Measurement results of the output pulse width as a function of weightedsum calculation results followed by the ReLU function in one neuron with 100 synapses are shown in Fig. 6 . The average error was 1.5 %, and the maximum error was about 8 %. This error can be decreased by adjusting the deviations of the threshold voltages of MOSFETs operating in the subthreshold region.

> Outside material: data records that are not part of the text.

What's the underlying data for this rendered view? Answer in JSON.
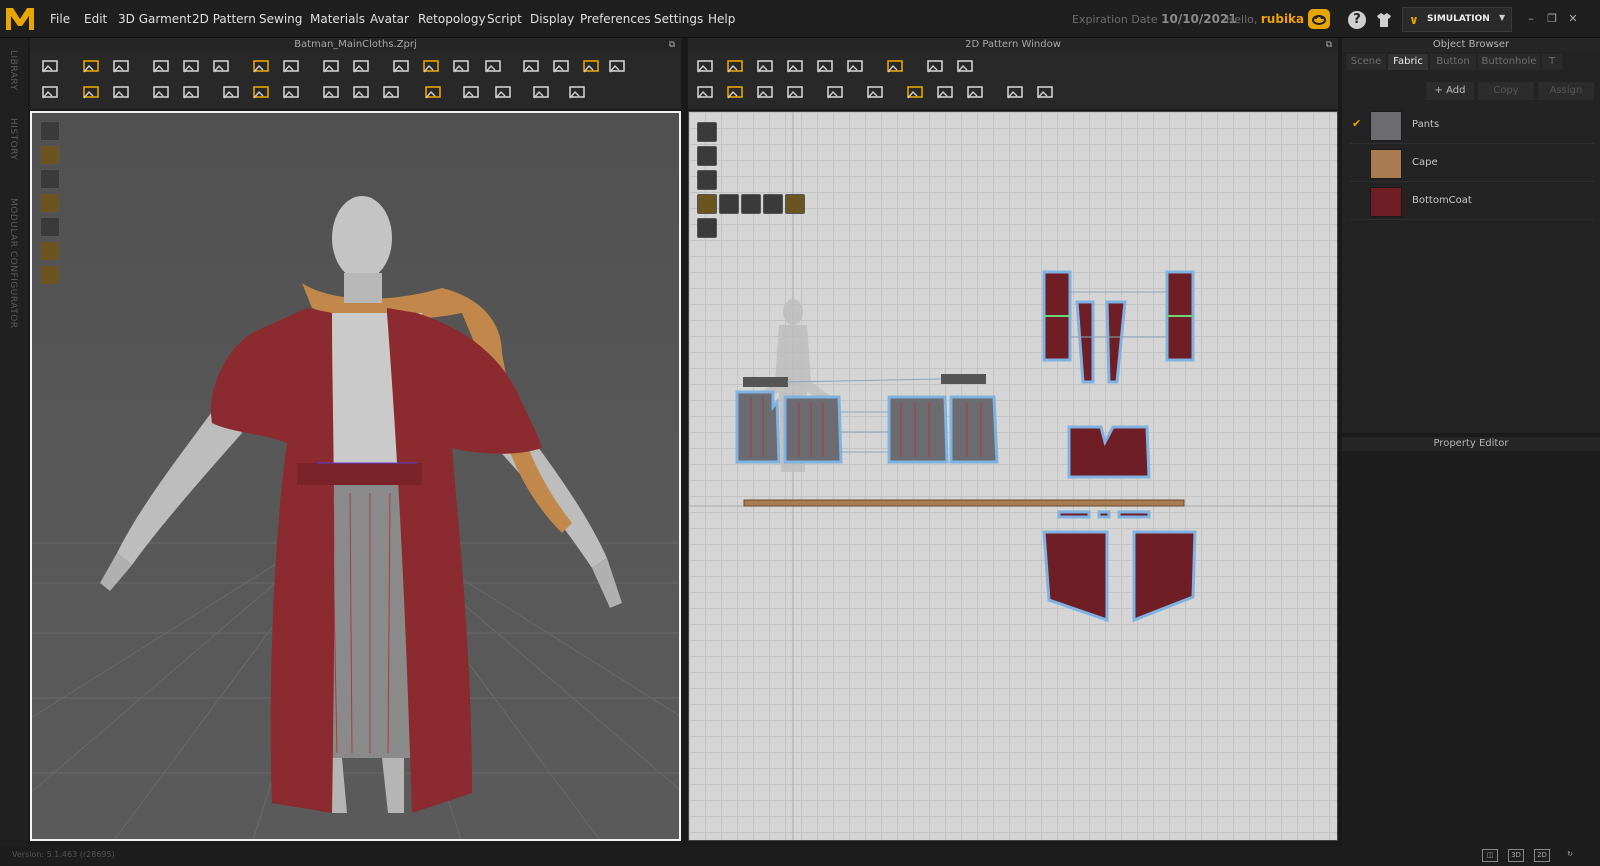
{
  "menu": [
    "File",
    "Edit",
    "3D Garment",
    "2D Pattern",
    "Sewing",
    "Materials",
    "Avatar",
    "Retopology",
    "Script",
    "Display",
    "Preferences",
    "Settings",
    "Help"
  ],
  "expiration": {
    "label": "Expiration Date",
    "date": "10/10/2021"
  },
  "user": {
    "greeting": "Hello,",
    "name": "rubika"
  },
  "mode": "SIMULATION",
  "left_strip": [
    "LIBRARY",
    "HISTORY",
    "MODULAR CONFIGURATOR"
  ],
  "viewport3d": {
    "title": "Batman_MainCloths.Zprj"
  },
  "viewport2d": {
    "title": "2D Pattern Window"
  },
  "object_browser": {
    "title": "Object Browser",
    "tabs": [
      "Scene",
      "Fabric",
      "Button",
      "Buttonhole",
      "T"
    ],
    "active_tab": "Fabric",
    "actions": [
      "+ Add",
      "Copy",
      "Assign"
    ],
    "fabrics": [
      {
        "name": "Pants",
        "color": "#6b6b70",
        "selected": true
      },
      {
        "name": "Cape",
        "color": "#a87b50",
        "selected": false
      },
      {
        "name": "BottomCoat",
        "color": "#6e1e24",
        "selected": false
      }
    ]
  },
  "property_editor": {
    "title": "Property Editor"
  },
  "status": {
    "version": "Version: 5.1.463 (r28695)"
  },
  "colors": {
    "accent": "#e7a600",
    "coat": "#8b2a2f",
    "cape": "#c2874a",
    "pattern_outline": "#7fb2e0"
  }
}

The measurement conditions and results for the power efficiency of the fabricated VLSI chip are shown in Table 1 . The power efficiency obtained from the measurement was 300 TOPS/W (Tera-Operations Per Second per Watt), which is about 30 times higher than that of state-of-the-art digital AI processors, while the minimum feature size of the VLSI fabrication technology used was around 10 times larger than that in the digital AI processors. Therefore, if we used the same VLSI fabrication technology as in the digital AI processors, we could obtain a power efficiency of more than 1,000 TOPS/W or 1 POPS/W (Peta-OPS/W).
Conclusions
In this paper, we proposed a time-domain weighted-sum calculation model based on the TACT-PWM approach with an activation function of ReLU. We also proposed VLSI circuits based on the TACT approach to implement a calculation model with extremely low energy consumption. A high energy efficiency of 300 TOPS/W was achieved by the fabricated CMOS VLSI circuit with binary weights using 250-nm CMOS VLSI technology. If we use a more advanced VLSI fabrication technology, which achieves lower parasitic capacitance, the energy efficiency will be further much improved to over 1,000 TOPS/W. However, the fabricated circuit had insufficient calculation precision, which is mainly due to the characteristic variations of subthreshold operation in MOSFETs. To improve the calculation precision and compensate for such variations, it is necessary to introduce analog memory devices.
As for the neuron parts, the measurement results of the fabricated VLSI chip suggest that the energy consumption of this part is comparable to that of the whole synapse part with 100 inputs. Therefore, it is also necessary to redesign a comparator circuit with much lower power consumption to improve the energy efficiency of the whole calculation circuit.